Kendala senggama beda agama
Pasangan mesti berpura-pura pindah agama agar bisa menikah.
Sempat menerima tentangan dari keluarga calon mempelai perempuan, langkah pertama Yohanes Budi Santoso membina bahtera rumah tangganya terasa berat. Perbedaan keyakinan menjadi satu-satunya alasan terbesar.
"Yah, kita sejak awal tak mau mengganggu kepercayaan masing-masing, Kita melakukan ijab kabul sekaligus pemberkatan di gereja," kata Budi kepada merdeka.com di Jakarta kemarin.
Sembilan tahun lalu, dia memutuskan menikah diam-diam di Jawa Tengah. Budi berpura-pura masuk Islam saat mengucapkan akad di Kantor Urusan Agama (KUA) bersama istri.
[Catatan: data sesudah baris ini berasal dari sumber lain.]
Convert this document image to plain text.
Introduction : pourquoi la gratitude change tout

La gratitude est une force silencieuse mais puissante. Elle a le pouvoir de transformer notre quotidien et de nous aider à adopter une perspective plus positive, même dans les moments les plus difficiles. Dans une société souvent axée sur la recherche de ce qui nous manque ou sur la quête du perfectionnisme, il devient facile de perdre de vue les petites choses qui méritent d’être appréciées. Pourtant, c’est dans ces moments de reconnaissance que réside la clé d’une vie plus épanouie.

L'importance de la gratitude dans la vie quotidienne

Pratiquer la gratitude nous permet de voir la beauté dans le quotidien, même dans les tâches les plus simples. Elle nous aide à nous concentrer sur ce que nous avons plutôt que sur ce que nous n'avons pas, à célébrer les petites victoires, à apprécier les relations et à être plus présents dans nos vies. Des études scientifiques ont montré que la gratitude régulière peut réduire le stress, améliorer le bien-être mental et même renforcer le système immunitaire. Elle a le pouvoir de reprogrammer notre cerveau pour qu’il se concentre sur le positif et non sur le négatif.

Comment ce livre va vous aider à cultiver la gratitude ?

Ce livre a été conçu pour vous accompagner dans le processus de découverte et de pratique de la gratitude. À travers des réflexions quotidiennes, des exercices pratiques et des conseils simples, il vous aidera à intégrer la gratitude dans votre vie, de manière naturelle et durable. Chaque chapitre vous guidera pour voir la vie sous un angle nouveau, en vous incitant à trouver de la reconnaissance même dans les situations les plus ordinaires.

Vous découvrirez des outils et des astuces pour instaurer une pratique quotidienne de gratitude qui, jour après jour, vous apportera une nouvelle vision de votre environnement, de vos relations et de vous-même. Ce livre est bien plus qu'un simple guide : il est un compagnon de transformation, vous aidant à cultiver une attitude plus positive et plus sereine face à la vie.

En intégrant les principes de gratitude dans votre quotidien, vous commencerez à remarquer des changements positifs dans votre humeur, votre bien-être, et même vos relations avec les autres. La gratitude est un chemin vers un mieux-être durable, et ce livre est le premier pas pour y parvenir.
Setelah itu, dia mengikat janji di gereja dalam prosesi pemberkatan secara Katolik. Menurut lelaki asli Jawa ini, agama Katolik lebih lentur menerima perkawinan beda keyakinan. Malahan pastor di gerejanya menyatakan tidak perlu pindah agama bagi pasangan berbeda iman.
"Kalau di Katolik ada dispensasi buat perkawinan beda agama. Terpenting tak ada perceraian karena hukumnya hanya maut memisahkan," ujar lelaki 38 tahun ini. Dari hasil berunding dengan istrinya, kedua anaknya dibolehkan menganut Katolik.
Perkawinan beda agama ini masih menjadi masalah serius. Inilah membikin lima orang besok mengajukan uji materi terhadap pasal 2 ayat 1 Undang-undang Nomor 1 Tahun 1974 tentang Perkawinan.
Salah satu pemohon, Luthfi Saputra, menilai keharusan berpindah agama agar sama dengan pasangannya sebelum menikah adalah tindakan mengakali agama. "Ini sudah lama terjadi akibat tidak ada kejelasan atau kepastian hukum dari pasal tersebut," tuturnya.